Recent Gauteng Business News

A survey released by Ernst and Young today indicates that banking profits remain erratic, with no clear recovery trend emerging, since the onset of the global liquidity crisis in the 3rd quarter of 2008. Although banking confidence has recovered since reaching an all-time low in the 2nd quarter of 2010, the survey found that banking confidence remains far from its long-term average levels.

Bank Confidence Index Levels

This is the 36th quarterly survey conducted to measure confidence in the banking industry, and the research is conducted by the Bureau for Economic Research in Stellenbosch.

Comments Emilio Pera, lead Banking and Capital Markets Director at Ernst and Young, ‘ Retail banking confidence fell sharply in the 4th quarter, after previously seeming to be largely on the mend since the crisis. Retail banks’ confidence slid from 62 index points in the previous quarter to the current level of 38 index points.’

By contrast, ‘investment banking confidence rose noticeably during the 4th quarter of 2010, but their confidence levels have been largely erratic for over two years now, with no clear trend evident. Investment bank confidence readings moved from 33 index points in the 3rd quarter to 47 in the 4th of 2010.’

Basically, adds Pera, ‘it previously appeared that the retail banks were gradually recovering from the depths of the crisis, which hurt them hardest in 2009. The latest quarter’s findings suggest that retail banks are still reeling from the impact of the crisis. Income remains pressured, coupled with rising credit impairments. Combined, these factors outweighed the positive force of rising credit demand.’

He continues, ‘The whole banking sector struggled through 2009 and into the first half of 2010, as credit demand shrunk through the period. Although credit demand has returned to positive territory, the growth thus far is only moderately positive, and not anywhere near the strong double-digit growth experienced prior to the crisis.’

‘Household debt ratios are the primary cause of slow credit growth, and corporate entities have also remained largely cash positive through the last two years, as uncertainty prevailed. As a result, private sector credit demand remained weak. The second half of 2010 has seen some upward momentum in credit growth, but this has yet to result in sustained rising bank confidence.’

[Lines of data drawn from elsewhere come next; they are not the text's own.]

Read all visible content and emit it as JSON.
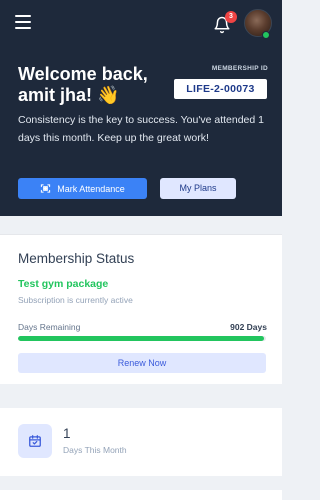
{
  "header": {
    "notification_count": "3",
    "status_color": "#22c55e"
  },
  "hero": {
    "welcome_line1": "Welcome back,",
    "welcome_name": "amit jha!",
    "wave_emoji": "👋",
    "membership_id_label": "MEMBERSHIP ID",
    "membership_id": "LIFE-2-00073",
    "motivation": "Consistency is the key to success. You've attended 1 days this month. Keep up the great work!",
    "mark_attendance_label": "Mark Attendance",
    "my_plans_label": "My Plans"
  },
  "membership": {
    "title": "Membership Status",
    "package_name": "Test gym package",
    "subscription_text": "Subscription is currently active",
    "days_remaining_label": "Days Remaining",
    "days_remaining_value": "902 Days",
    "progress_fraction": 0.99,
    "renew_label": "Renew Now"
  },
  "stats": {
    "days_value": "1",
    "days_label": "Days This Month"
  },
  "icons": {
    "menu": "hamburger-menu-icon",
    "bell": "bell-icon",
    "qr": "qr-scan-icon",
    "calendar": "calendar-check-icon"
  },
  "colors": {
    "hero_bg": "#1e293b",
    "primary": "#3b82f6",
    "success": "#22c55e",
    "badge": "#ef4444"
  }
}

Pera adds, ‘recent global events continue to show how volatile the global financial system remains. Through the course of 2010, we have seen sovereign debt issues across the weaker economic members of the Euro zone, coupled with the onset of ‘currency wars’, fuelled by quantitative easing in the USA. Collectively, this has contributed to continued uncertainty in global banking markets.’

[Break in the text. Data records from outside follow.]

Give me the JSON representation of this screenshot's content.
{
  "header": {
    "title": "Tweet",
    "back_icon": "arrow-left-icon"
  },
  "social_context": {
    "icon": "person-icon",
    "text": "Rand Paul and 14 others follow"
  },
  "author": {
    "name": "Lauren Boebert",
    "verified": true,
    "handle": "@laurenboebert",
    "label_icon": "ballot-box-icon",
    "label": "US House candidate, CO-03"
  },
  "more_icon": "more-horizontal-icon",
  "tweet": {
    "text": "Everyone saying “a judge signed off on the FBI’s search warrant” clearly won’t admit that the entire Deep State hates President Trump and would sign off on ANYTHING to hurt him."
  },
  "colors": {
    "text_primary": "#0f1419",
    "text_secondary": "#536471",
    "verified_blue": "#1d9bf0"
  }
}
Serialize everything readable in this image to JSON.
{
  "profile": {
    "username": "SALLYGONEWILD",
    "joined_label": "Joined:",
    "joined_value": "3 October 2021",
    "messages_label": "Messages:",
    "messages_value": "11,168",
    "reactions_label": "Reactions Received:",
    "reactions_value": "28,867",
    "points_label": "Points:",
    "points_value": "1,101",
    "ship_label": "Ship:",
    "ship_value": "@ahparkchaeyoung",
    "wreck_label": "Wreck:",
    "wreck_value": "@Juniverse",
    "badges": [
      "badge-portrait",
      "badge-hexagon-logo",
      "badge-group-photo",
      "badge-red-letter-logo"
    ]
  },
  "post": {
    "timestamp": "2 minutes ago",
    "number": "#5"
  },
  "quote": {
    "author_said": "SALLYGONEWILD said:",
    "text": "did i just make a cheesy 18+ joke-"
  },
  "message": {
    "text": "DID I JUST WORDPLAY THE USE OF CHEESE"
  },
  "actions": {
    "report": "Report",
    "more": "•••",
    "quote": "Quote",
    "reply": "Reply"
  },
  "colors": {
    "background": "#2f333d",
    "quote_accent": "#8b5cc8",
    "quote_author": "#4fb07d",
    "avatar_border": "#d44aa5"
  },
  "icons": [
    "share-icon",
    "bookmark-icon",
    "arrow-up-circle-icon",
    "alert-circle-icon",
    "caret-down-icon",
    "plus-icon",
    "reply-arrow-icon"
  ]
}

This in turn has resulted in relatively cheap finance, but a reluctance and often inability to take up additional debt on the part of households or companies. South Africa finds itself in a very similar position. Despite interest rates being at a 30 year low, the demand for credit remains weak, albeit rising. As a result, banks, particularly retail banks’ income streams remain pressured, in turn resulting in continued profit slides.

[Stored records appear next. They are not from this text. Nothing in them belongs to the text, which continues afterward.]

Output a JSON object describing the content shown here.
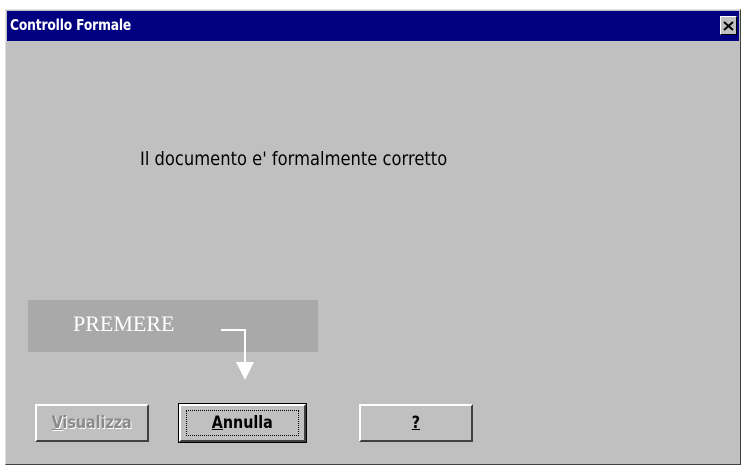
{
  "window": {
    "title": "Controllo Formale",
    "close_glyph": "✕"
  },
  "message": "Il documento e' formalmente corretto",
  "hint": {
    "text": "PREMERE",
    "icon": "arrow-down-icon"
  },
  "buttons": {
    "visualizza": {
      "mnemonic": "V",
      "rest": "isualizza",
      "enabled": false
    },
    "annulla": {
      "mnemonic": "A",
      "rest": "nnulla",
      "enabled": true,
      "focused": true
    },
    "help": {
      "mnemonic": "?",
      "rest": "",
      "enabled": true
    }
  },
  "colors": {
    "titlebar": "#000080",
    "dialog_bg": "#c0c0c0",
    "hint_bg": "#a9a9a9",
    "disabled_text": "#8a8a8a"
  }
}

Turning to investment banking, Pera comments on the turn-around in investment banking fundamentals as follows: ‘we have noticed in the past two years that investment banking confidence has been more volatile than that of retail banks. It has proved difficult for investment banks to forecast business flows during these times. Forecasts of a turnaround in business prospects proved to be optimistic a number of times, and the turnaround in current prospects may once again prove to be short lived.

‘Retail banks on the other hand, had (prior to the last quarter of 2010) made slow progress from a very slow 2009, on the back of a gradual turnaround in household affordability levels. Economic indicators continue to provide contrasting views – while retail sales and motor vehicle sales are rising again, rising unemployment proves to counter some of the positive trends.’

Pera makes another point about sustained weak bank profits. The past two years have proved very difficult for banks to contain costs in line with slower revenue. Growing regulatory changes, for one, have played an instrumental role in driving costs upwards. Basic inflation, although low, also continues to push costs upwards, and in this environment of squeezed income, continued cost increases have proved difficult to manage. All of the major banks have had to focus very strongly on the bottom line, and manage costs carefully. It appears that the first half of 2011 will prove no different, particularly for retail banks, that anticipate continued revenue squeeze, but with a slowing in expenses growth.